The deployed contract will have its own contract address (different from the deployer’s address) on the blockchain. This address is accessible in a smart contract using the keyword this, e.g. address myAddress = this; stores the public address of the deployed contract under the variable myAddress.
The next line, mapping (address => uint) public balances, also creates a public state variable, balances, that allows addresses to be mapped to unsigned integers. Since the variable is public, there is no need to define a getter-function but it is defined automatically. The following snippet shows this function. balances returns a particular uint corresponding to an input address _account.

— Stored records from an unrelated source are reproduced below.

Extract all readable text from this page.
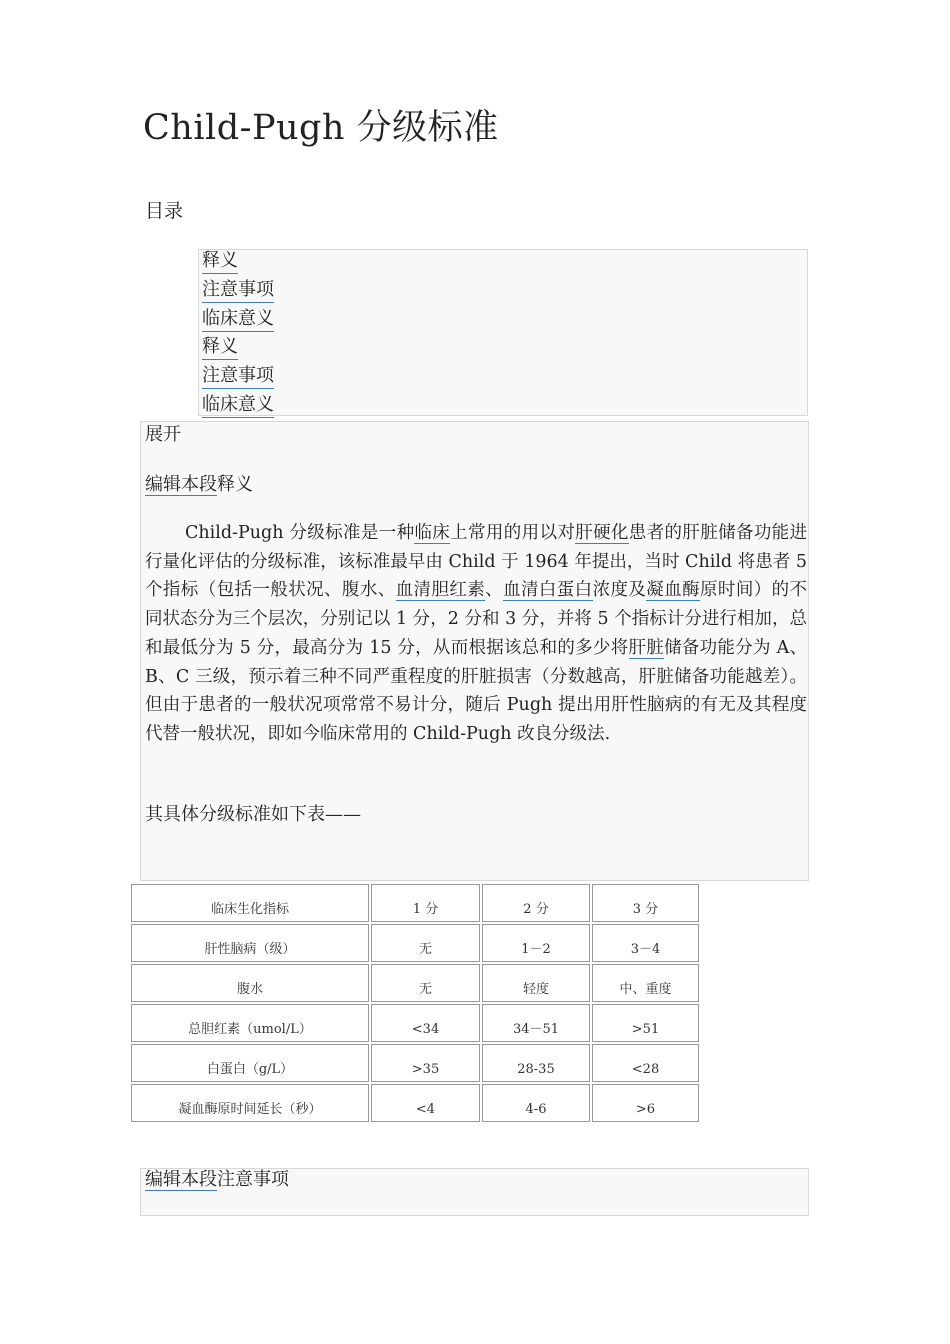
Child-Pugh 分级标准
目录
释义
注意事项
临床意义
释义
注意事项
临床意义
展开
编辑本段释义

Child-Pugh 分级标准是一种临床上常用的用以对肝硬化患者的肝脏储备功能进行量化评估的分级标准，该标准最早由 Child 于 1964 年提出，当时 Child 将患者 5 个指标（包括一般状况、腹水、血清胆红素、血清白蛋白浓度及凝血酶原时间）的不同状态分为三个层次，分别记以 1 分，2 分和 3 分，并将 5 个指标计分进行相加，总和最低分为 5 分，最高分为 15 分，从而根据该总和的多少将肝脏储备功能分为 A、B、C 三级，预示着三种不同严重程度的肝脏损害（分数越高，肝脏储备功能越差）。但由于患者的一般状况项常常不易计分，随后 Pugh 提出用肝性脑病的有无及其程度代替一般状况，即如今临床常用的 Child-Pugh 改良分级法.

其具体分级标准如下表——
临床生化指标	1 分	2 分	3 分
肝性脑病（级）	无	1－2	3－4
腹水	无	轻度	中、重度
总胆红素（umol/L）	<34	34－51	>51
白蛋白（g/L）	>35	28-35	<28
凝血酶原时间延长（秒）	<4	4-6	>6
编辑本段注意事项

function balances(address _account) returns (uint) {
return balances[_account];
}
Getter functions have external visibility. If a concept is accessed internally (i.e. without this.), it is evaluated as a state variable. If it is accessed externally (i.e. with this.), it is evaluated as a function.
contract C {
uint public data;
function x() {
data = 3; // internal access
uint val = this.data(); // external access
}
}
The line event Sent(address from, address to, uint amount) declares the event Sent, which is executed in the last line of the function send. User interfaces are able to listen to events being fired on the blockchain without much cost. As soon as it is fired, the listener will also receive the arguments from, to and amount, which makes it easy to track transactions. Events allow light clients to track and react to transactions efficiently.
When a contract is created, the constructor function is executed only once and never again. While deploying the contract, the constructor is invoked and is used to initialize the state variables. It permanently stores the address of the person creating the contract. The information is retrieved from the global variable msg, that contains some properties which allow access to the blockchain. msg.sender always stores the address of the user or contract executing the current (external) function call.

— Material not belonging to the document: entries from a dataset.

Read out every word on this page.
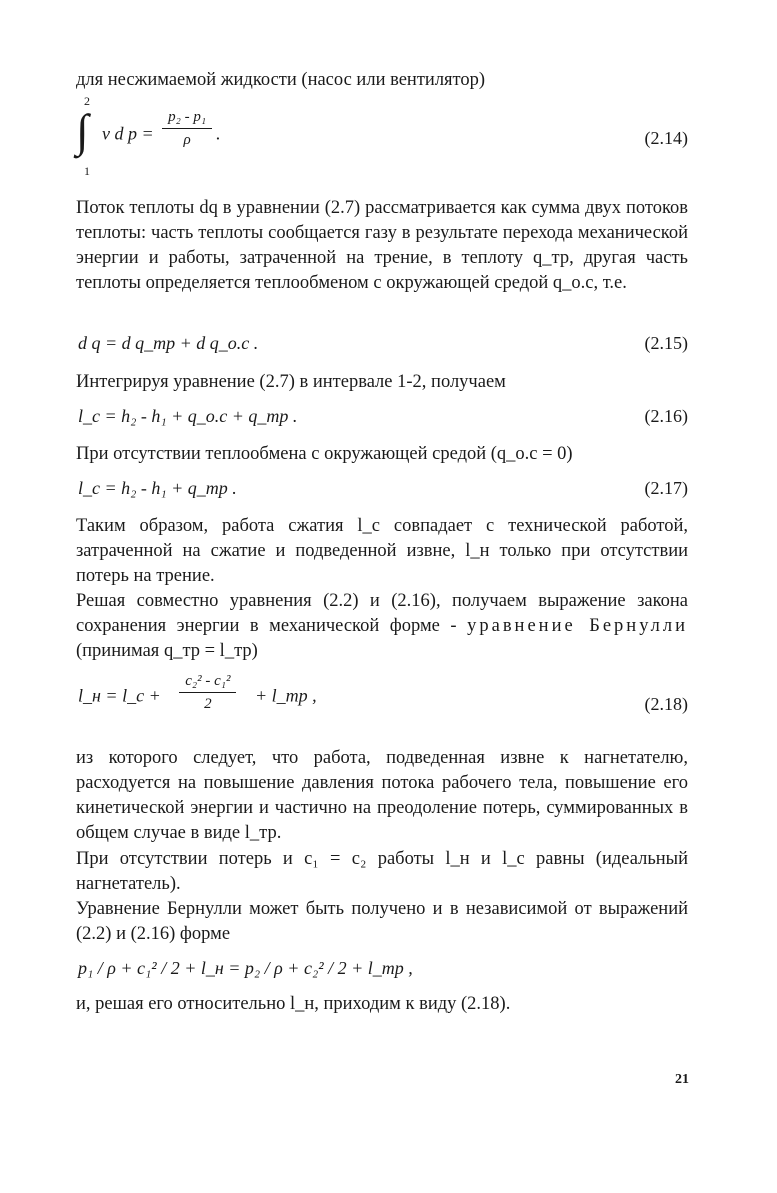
для несжимаемой жидкости (насос или вентилятор)
2
∫
1
v d $p = \frac{\text{p₂ - p₁}}{\rho}$ .	(2.14)
Поток теплоты dq в уравнении (2.7) рассматривается как сумма двух потоков теплоты: часть теплоты сообщается газу в результате перехода механической энергии и работы, затраченной на трение, в теплоту q_тр, другая часть теплоты определяется теплообменом с окружающей средой q_о.с, т.е.
d q = d q_тр + d q_о.с .	(2.15)
Интегрируя уравнение (2.7) в интервале 1-2, получаем
l_с = h₂ - h₁ + q_о.с + q_тр .	(2.16)
При отсутствии теплообмена с окружающей средой (q_о.с = 0)
l_с = h₂ - h₁ + q_тр .	(2.17)
Таким образом, работа сжатия l_с совпадает с технической работой, затраченной на сжатие и подведенной извне, l_н только при отсутствии потерь на трение.
Решая совместно уравнения (2.2) и (2.16), получаем выражение закона сохранения энергии в механической форме - уравнение Бернулли (принимая q_тр = l_тр)
l_н = l_с + $\frac{\text{c₂² - c₁²}}{2}$ + l_тр ,	(2.18)
из которого следует, что работа, подведенная извне к нагнетателю, расходуется на повышение давления потока рабочего тела, повышение его кинетической энергии и частично на преодоление потерь, суммированных в общем случае в виде l_тр.
При отсутствии потерь и c₁ = c₂ работы l_н и l_с равны (идеальный нагнетатель).
Уравнение Бернулли может быть получено и в независимой от выражений (2.2) и (2.16) форме
p₁ / ρ + c₁² / 2 + l_н = p₂ / ρ + c₂² / 2 + l_тр ,
и, решая его относительно l_н, приходим к виду (2.18).
21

The two functions mint and send are accessible only to users because they are external. mint, however, can only be successfully executed by the creator of the contract because it checks if the message sender is the minter (note that is functionality could have also been implemented as a modifier). If another user calls this function, it will return without executing the mining. The mint function controls the supply of the currency by issuing new coins to the creator of the contract.
On the other hand, send can be used by anyone who already has some of these coins to send coins to somebody else. Note that if you use this contract to send coins to an address, you will not see these coins when you look at that address on an Ethereum blockchain explorer because the balance is only stored in the data storage of that particular coin contract. By the use of events, however, it is relatively easy to create your own “blockchain explorer” that tracks transactions and balances of your new coin.
Inheritance
A contract can inherit code from one or multiple contracts. The inheritance system is very similar to the one of Python.
pragma solidity ^0.5.0;
contract Owned {
address owner;
constructor () {
owner = msg.sender;
}
modifier onlyOwner() {
require(msg.sender == owner);
_;
}
}
contract ExampleCoin is Owned{
mapping (address => uint) public balances;
event Sent(address from, address to, uint amount);
function mint(address receiver, uint amount) external onlyOwner {
require(amount < 1e60, "Amount is too high.");
balances[receiver] += amount;
}
function send(address receiver, uint amount) public {
require(amount <= balances[msg.sender], "Insufficient balance.");
balances[msg.sender] -= amount;
balances[receiver] += amount;
emit Sent(msg.sender, receiver, amount);
}
}
The superior contract is Owned, that sets the state variable owner on construction. It also defines a modifier onlyOwner.
The contract ExampleCoin inherits from Owned. Therefore, it has access to the state variable owner and the modifier onlyOwner.